Saai emphasises that declaring Foot-and-Mouth Disease a national disaster under South Africa’s Disaster Management Act would deliver critical advantages to struggling farmers and accelerate containment of the outbreak.
Key benefits include:
- Faster mobilisation of national resources A declaration would enable the government to swiftly deploy stores, equipment, vehicles, and facilities to affected areas, bolstering vaccination campaigns, roadblocks, checkpoints, disinfectant supplies, and overall outbreak response capabilities.
- Deployment of additional personnel National organs of state could release personnel to provide emergency services, placing more boots on the ground for animal health interventions, inspections, movement control enforcement, awareness drives, and support for laboratories and field operations.

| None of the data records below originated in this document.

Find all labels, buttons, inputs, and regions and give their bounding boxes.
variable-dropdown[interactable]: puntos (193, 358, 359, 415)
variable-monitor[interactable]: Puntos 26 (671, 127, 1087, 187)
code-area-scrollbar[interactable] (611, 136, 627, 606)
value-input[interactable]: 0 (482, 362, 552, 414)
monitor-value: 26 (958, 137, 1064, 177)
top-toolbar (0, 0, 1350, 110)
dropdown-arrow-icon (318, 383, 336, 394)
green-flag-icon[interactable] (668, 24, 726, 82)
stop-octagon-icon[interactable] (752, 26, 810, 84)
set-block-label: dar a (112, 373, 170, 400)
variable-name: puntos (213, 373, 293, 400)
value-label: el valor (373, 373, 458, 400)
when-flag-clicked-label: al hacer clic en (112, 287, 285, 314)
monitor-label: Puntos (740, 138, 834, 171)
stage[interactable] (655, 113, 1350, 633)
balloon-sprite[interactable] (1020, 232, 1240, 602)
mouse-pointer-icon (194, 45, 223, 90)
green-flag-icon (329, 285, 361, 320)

- Enhanced and expedited movement controls Stronger powers to regulate the movement of persons, goods, livestock, animal products, transport vehicles, auctions, and informal movements key drivers of disease spread would help enforce tighter biosecurity measures.
- Implementation of disaster plans and urgent directives The Minister would be empowered to activate relevant national disaster management plans and issue rapid directions or regulations, fostering a coordinated, whole-of-government response rather than fragmented provincial approaches.
- Improved coordination and consistent communication The Act facilitates the effective dissemination of essential information, ensuring clearer, more uniform messaging to farmers and the industry on biosecurity practices, disease reporting, movement restrictions, vaccination requirements, and compliance obligations.
- Accelerated emergency procurement Special procedures would speed up the acquisition of vital supplies, such as vaccines, diagnostic kits, personal protective equipment (PPE), disinfectants, temporary infrastructure, and logistics support.
- Better logistical oversight in affected zones Regulations could be introduced for traffic management, communications, and temporary emergency facilities where required, supporting mobile teams, checkpoints, and controlled access routes for field operations.
Key message: A national disaster declaration would primarily unlock faster access to resources, personnel, procurement processes, and stricter movement controls the most essential tools for slowing and containing the spread of FMD.
Saai urges government to act decisively, placing the livelihoods of family farmers who form the backbone of rural communities and food security at the centre of the national response to this crisis.